The 2023 AAFCA Awards will give black filmmakers a moment to be heard
Winners Angela Bassett, Viola Davis, Danielle Deadwyler and more talked about finding the humanity in the roles — and finding an audience for black stories.
Awards season gives many stars a chance to see and be seen, but the honorees at this year’s African American Critics Association Awards — many of whom were within reach of an Oscar nomination — felt heard and recognized.
Angela Bassett at the Four Seasons Beverly Wilshire hotel to accept the award for Best Supporting Actress, the “Black Panther: Wakanda Forever” star acknowledged her current Oscar nominations, saying, “During awards season, I’ve often been asked what these nominations mean. and awards mean that to me. A lot of people don’t realize that even though I’ve been able to work quite a lot, I’ve been a candidate for 29 years now.”
Listening to the awards season chatter, many attribute Bassett’s losses at the BAFTA Awards and SAG Awards — after winning Best Supporting Actress at the Golden Globes and Critics Choice Awards — in part to the perception that she’s already an Oscar winner. on tour. Tina Turner’s role in What’s Love Got To Do With It? in the movie.
“Thank God for Rosa Parks, Betty Shabazz and Coretta Scott King,” the actress said, listing other roles that would have earned her award nominations by today’s standards. But even though more than a handful of black actresses have won the Best Supporting Actress Oscar over the decades, there are still plenty of black Hollywood icons who have never been recognized.
“Thanks to giants like Rosalind Cash, Ruby Dee, Diahann Carroll, Cicely Tyson. Their resilience gave me hope and what I needed to keep going, to keep pushing, no matter the adversity, no matter the uncertainty, no matter the doubt,” Bassett said, highlighting some of the actresses who have broken new ground for Black. performers, none of whom are Oscar winners. “Even today, as I stand on their broad and bold ancient shoulders, I thank them for their sacrifice, their willingness to stand up where they were most likely told to stand back. Their courage in defying the limitations of the representation of black womanhood to create a new paradigm of what it meant to be a black actress in Hollywood.”

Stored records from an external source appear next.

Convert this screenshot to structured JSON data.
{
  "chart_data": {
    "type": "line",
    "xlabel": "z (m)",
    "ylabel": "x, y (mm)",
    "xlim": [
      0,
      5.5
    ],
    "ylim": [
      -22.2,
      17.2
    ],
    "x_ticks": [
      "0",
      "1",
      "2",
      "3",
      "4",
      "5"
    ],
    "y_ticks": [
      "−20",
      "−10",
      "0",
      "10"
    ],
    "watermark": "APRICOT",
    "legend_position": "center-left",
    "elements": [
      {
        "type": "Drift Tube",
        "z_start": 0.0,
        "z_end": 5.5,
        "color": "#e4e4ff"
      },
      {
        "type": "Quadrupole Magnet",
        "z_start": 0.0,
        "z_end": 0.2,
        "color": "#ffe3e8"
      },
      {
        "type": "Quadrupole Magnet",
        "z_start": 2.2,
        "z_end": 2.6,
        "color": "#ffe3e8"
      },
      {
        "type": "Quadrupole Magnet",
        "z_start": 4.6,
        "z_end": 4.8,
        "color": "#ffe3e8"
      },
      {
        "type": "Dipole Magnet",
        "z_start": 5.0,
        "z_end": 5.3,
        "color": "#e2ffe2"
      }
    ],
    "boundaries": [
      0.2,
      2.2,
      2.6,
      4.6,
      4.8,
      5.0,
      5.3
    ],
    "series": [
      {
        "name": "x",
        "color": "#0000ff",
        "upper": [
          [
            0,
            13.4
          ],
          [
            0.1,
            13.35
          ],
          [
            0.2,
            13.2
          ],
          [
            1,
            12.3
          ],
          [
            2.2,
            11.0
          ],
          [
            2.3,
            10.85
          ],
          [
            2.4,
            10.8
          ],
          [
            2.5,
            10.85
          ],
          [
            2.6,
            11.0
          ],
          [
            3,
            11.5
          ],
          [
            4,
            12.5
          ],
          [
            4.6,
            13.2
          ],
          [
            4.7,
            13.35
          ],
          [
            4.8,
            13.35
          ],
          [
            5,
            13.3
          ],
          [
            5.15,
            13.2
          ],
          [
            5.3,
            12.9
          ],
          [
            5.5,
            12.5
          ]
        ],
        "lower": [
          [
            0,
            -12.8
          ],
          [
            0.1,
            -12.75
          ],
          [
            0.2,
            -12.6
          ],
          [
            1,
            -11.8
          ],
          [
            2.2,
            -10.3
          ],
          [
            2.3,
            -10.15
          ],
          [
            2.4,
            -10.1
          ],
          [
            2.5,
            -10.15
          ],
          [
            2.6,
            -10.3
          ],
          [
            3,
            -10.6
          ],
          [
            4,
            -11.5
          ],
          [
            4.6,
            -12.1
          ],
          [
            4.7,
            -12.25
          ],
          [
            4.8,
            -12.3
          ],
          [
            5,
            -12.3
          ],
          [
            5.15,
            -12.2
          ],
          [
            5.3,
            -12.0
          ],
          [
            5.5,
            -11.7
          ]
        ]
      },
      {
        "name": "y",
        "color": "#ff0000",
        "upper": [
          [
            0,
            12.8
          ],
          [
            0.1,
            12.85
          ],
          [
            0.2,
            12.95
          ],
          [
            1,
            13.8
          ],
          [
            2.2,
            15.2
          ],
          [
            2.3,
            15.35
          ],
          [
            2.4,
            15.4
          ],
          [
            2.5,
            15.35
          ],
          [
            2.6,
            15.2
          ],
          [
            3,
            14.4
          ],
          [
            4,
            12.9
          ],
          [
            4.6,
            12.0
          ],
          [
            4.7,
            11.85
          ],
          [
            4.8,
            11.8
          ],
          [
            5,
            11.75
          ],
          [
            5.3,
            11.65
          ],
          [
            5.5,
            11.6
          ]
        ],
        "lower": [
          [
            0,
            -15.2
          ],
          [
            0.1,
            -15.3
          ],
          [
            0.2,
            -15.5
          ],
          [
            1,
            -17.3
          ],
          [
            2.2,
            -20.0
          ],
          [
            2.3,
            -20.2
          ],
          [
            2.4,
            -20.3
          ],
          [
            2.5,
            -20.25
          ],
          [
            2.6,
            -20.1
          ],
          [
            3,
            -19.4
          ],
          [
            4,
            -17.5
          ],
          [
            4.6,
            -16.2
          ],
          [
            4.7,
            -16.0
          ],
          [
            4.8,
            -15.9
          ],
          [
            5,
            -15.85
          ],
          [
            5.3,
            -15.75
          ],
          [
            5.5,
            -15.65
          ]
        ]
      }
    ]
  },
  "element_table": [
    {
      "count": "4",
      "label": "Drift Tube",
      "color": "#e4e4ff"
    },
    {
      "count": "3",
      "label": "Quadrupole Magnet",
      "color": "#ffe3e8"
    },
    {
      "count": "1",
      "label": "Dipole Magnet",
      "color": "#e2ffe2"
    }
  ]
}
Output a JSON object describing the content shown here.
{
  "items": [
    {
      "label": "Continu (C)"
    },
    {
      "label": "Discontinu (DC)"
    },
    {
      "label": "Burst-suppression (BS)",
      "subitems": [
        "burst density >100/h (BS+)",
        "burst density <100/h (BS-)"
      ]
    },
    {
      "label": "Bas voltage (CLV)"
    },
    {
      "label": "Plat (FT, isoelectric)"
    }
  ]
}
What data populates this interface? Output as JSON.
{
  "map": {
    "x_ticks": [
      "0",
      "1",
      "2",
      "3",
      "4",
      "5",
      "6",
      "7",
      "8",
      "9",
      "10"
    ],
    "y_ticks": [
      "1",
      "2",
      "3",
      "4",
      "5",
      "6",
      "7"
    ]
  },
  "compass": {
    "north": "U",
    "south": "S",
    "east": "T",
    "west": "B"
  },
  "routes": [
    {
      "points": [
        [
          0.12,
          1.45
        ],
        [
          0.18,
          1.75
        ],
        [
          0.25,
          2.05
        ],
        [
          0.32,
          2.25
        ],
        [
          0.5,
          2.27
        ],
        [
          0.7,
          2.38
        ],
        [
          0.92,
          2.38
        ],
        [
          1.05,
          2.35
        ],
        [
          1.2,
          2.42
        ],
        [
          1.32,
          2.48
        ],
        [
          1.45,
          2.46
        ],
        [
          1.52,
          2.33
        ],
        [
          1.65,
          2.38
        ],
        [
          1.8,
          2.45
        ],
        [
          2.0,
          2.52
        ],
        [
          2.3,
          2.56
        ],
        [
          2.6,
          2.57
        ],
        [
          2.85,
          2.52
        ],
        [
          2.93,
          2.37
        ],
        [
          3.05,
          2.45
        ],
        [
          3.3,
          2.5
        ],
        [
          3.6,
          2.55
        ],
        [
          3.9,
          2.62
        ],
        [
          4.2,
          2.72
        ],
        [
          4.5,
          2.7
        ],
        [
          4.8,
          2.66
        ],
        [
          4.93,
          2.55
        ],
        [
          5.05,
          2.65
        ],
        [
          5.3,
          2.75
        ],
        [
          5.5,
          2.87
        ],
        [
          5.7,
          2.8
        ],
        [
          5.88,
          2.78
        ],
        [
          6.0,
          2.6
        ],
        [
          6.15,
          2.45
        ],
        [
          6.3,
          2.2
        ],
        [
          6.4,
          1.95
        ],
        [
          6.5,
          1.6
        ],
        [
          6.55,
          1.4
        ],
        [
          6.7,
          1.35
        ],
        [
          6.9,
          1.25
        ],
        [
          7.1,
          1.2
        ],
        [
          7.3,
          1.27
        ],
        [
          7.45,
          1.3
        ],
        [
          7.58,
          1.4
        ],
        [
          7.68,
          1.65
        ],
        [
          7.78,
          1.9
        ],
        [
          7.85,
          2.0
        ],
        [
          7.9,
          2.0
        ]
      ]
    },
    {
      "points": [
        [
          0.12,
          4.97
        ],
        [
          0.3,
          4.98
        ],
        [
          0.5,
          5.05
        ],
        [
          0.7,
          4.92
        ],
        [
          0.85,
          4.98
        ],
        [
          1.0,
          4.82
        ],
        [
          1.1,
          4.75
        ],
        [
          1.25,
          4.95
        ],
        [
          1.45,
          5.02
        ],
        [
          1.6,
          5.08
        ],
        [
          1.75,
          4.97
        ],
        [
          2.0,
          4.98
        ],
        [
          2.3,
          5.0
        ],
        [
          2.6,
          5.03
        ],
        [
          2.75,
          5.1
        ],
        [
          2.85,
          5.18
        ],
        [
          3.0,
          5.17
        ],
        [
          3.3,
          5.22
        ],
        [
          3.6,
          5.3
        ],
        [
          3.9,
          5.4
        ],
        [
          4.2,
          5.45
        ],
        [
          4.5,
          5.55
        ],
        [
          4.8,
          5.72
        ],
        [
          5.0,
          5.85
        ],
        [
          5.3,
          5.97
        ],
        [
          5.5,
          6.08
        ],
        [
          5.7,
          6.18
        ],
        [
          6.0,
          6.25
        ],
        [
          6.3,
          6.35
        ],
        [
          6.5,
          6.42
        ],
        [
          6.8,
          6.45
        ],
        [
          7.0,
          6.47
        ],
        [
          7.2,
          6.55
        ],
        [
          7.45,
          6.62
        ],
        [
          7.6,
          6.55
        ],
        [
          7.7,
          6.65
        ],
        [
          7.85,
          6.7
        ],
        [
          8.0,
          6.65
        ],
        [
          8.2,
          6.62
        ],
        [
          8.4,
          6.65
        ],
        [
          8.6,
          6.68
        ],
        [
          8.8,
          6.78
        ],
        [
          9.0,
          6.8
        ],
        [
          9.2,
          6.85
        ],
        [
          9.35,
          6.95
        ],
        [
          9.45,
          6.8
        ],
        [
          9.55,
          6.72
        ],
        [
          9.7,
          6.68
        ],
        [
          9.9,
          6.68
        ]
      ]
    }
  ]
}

Viola Davis, Julius Tennon, Cathy Schulman at the 14th Annual African American Film Critics Awards.
Sherry Determan
Viola Davis, who won best picture for “The Woman King,” shared a similar sentiment, saying she hopes her acting legacy will expand the reach of black stories. “I understand that any story that’s told with black people, we all want to be strong. We all want to take beautiful pictures. But I think the bravest thing we can do is to show pictures that are also not so pretty. Because by showing these images, we’re saying that we’re part of the human family,” said the Oscar winner, lightly touching on the controversy surrounding the Atlantic slave trade in the historical epic. “Our job, as always, is to show who we are in our private lives. We must continue to do this. We must continue to be messy. I feel like it’s my privilege for life to be messy and beautifully messy.”
“Till” star Danielle Deadwyler, whose Oscar win sparked plenty of controversy, also encouraged moviegoers not to give a movie a chance just because of its challenging subject matter in her AAFCA Best Actress acceptance speech. “It cannot be repeated enough that the forces that seek to exclude our work, the fingerprints of our hands in this place, still exist. They are toxic, old and tired in their infection tactics, yet we are (their antidote),” Deadwyler said. “We watch horror films with the encouragement of a caring critic and continue to share them.”
The special Beacon Award show also featured Will Smith, along with “Emancipation” director Antoine Fuqua. While he refrained from making any explicit references to his post-slap year, he did talk about Fuqua and the Apple TV+ studio exceeding his expectations. “It was the first time I heard from a studio, ‘The story is more important than how much it costs to make it,'” he said, before hammering home the point. “So then we added a few more things that we wanted to do — they make iPhones, they can do it.”